Il aurait été digne d’intérêt que la romance, fil conducteur de tout le récit en ce qu’elle met en marche le héros, se délite pour de bon et laisse ce dernier bredouille, bien plus que ce retournement de situation ultime qui évacue la surprise et la fraîcheur d’une histoire guère originale. Car l’errance extérieure de Joel, si elle lui permet de quitter sa passivité pour l’initier à la survie en milieu hostile et affronter une existence sur laquelle il ne faisait que glisser, n’est pas sans rappeler la fuite du harem dans le désert de Mad Max : Fury Road (2015), jusqu’à se heurter au mur qui conduit les personnages à rebrousser chemin. Il s’agit dans les deux cas de profiter d’une brèche pour s’enfuir droit devant – ni à gauche ni à droite –, de foncer dans le tas en s’accrochant à un idéal, une terre promise, un amour promis.
Love and Monsters n’a pas ce culot et paraît obsédé par le récit d’apprentissage qu’il installe, conventionnel et ampoulé, qui voit à terme renaître le grand adolescent en adulte responsable et fort. La question de la virilité occupe ici une place de choix, puisque Joel n’a de cesse d’être critiqué pour sa peur, ses cris « de fille » et son émotivité, il n’a pas de muscles, même s’il prétend le contraire à son amoureuse pour plaisanter. Caractéristiques aussitôt exposées aussitôt dévalorisées, quoique la communication avec un crabe géant rétablisse enfin une once d’humanité et de sensibilité dans un corps lancé dans un entraînement de type militaire à la Rambo.

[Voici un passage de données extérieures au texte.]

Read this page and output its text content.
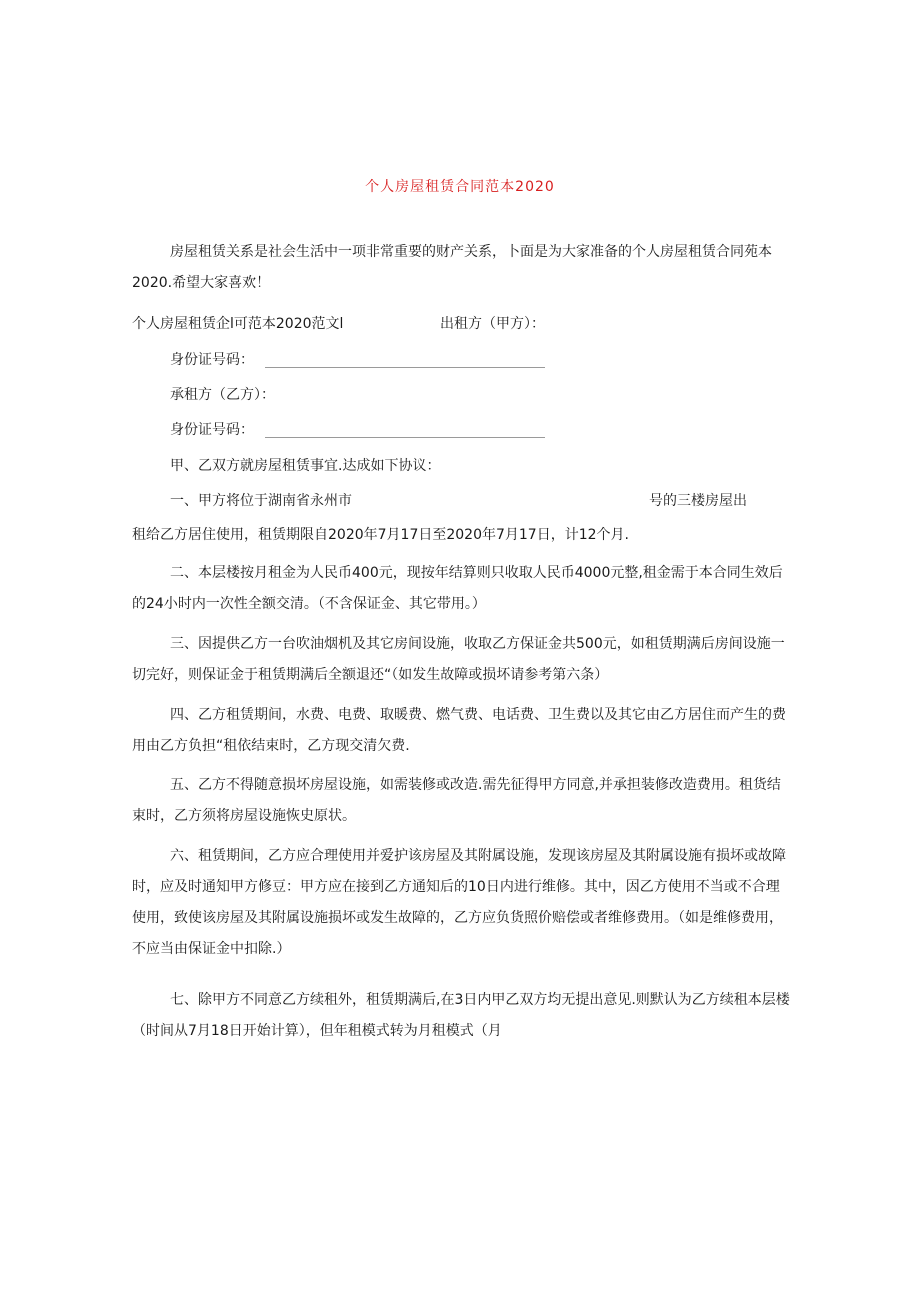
个人房屋租赁合同范本2020

房屋租赁关系是社会生活中一项非常重要的财产关系，卜面是为大家准备的个人房屋租赁合同苑本2020.希望大家喜欢！

个人房屋租赁企l可范本2020范文l	出租方（甲方）：
身份证号码：
承租方（乙方）：
身份证号码：
甲、乙双方就房屋租赁事宜.达成如下协议：
一、甲方将位于湖南省永州市	号的三楼房屋出
租给乙方居住使用，租赁期限自2020年7月17日至2020年7月17日，计12个月.

二、本层楼按月租金为人民币400元，现按年结算则只收取人民币4000元整,租金需于本合同生效后的24小时内一次性全额交清。（不含保证金、其它带用。）

三、因提供乙方一台吹油烟机及其它房间设施，收取乙方保证金共500元，如租赁期满后房间设施一切完好，则保证金于租赁期满后全额退还“（如发生故障或损坏请参考第六条）

四、乙方租赁期间，水费、电费、取暖费、燃气费、电话费、卫生费以及其它由乙方居住而产生的费用由乙方负担“租依结束时，乙方现交清欠费.

五、乙方不得随意损坏房屋设施，如需装修或改造.需先征得甲方同意,并承担装修改造费用。租货结束时，乙方须将房屋设施恢史原状。

六、租赁期间，乙方应合理使用并爱护该房屋及其附属设施，发现该房屋及其附属设施有损坏或故障时，应及时通知甲方修豆：甲方应在接到乙方通知后的10日内进行维修。其中，因乙方使用不当或不合理使用，致使该房屋及其附属设施损坏或发生故障的，乙方应负货照价赔偿或者维修费用。（如是维修费用，不应当由保证金中扣除.）

七、除甲方不同意乙方续租外，租赁期满后,在3日内甲乙双方均无提出意见.则默认为乙方续租本层楼（时间从7月18日开始计算），但年租模式转为月租模式（月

Le long métrage de Michael Matthews se dérobe ainsi trop facilement devant l’idéologie qu’il défend : il enrobe sa leçon de survie d’un sucre teen movie malvenu avec moult chansons vintage et un second degré permanent, à vrai dire horripilant, alors que ladite leçon respecte en tout point le bornage d’un film d’action lambda, rejouant même le ravissement de la femme aimée qui, d’une motivation idéale et abstraite, mute en trophée dont on se pare. Toute la profondeur d’Aimee, tout son tourment, toute sa douleur s’effacent quand elle contemple la puissance de Joel, selon d’idée qu’une femme ne peut aimer un homme que s’il la sauve d’un grand danger.
Pourtant, si la quête ne surprend pas et se montre quelque peu problématique, le bestiaire proposé par Love and Monsters mérite le coup d’œil : les créatures, à mi-chemin entre l’animal et le végétal, évoquent étrangement l’esthétique du peintre Giuseppe Arcimboldo ; leur animation s’avère fort convaincante et donne lieu à des séquences d’action réussies. De quoi justifier le visionnage de ce petit film divertissant.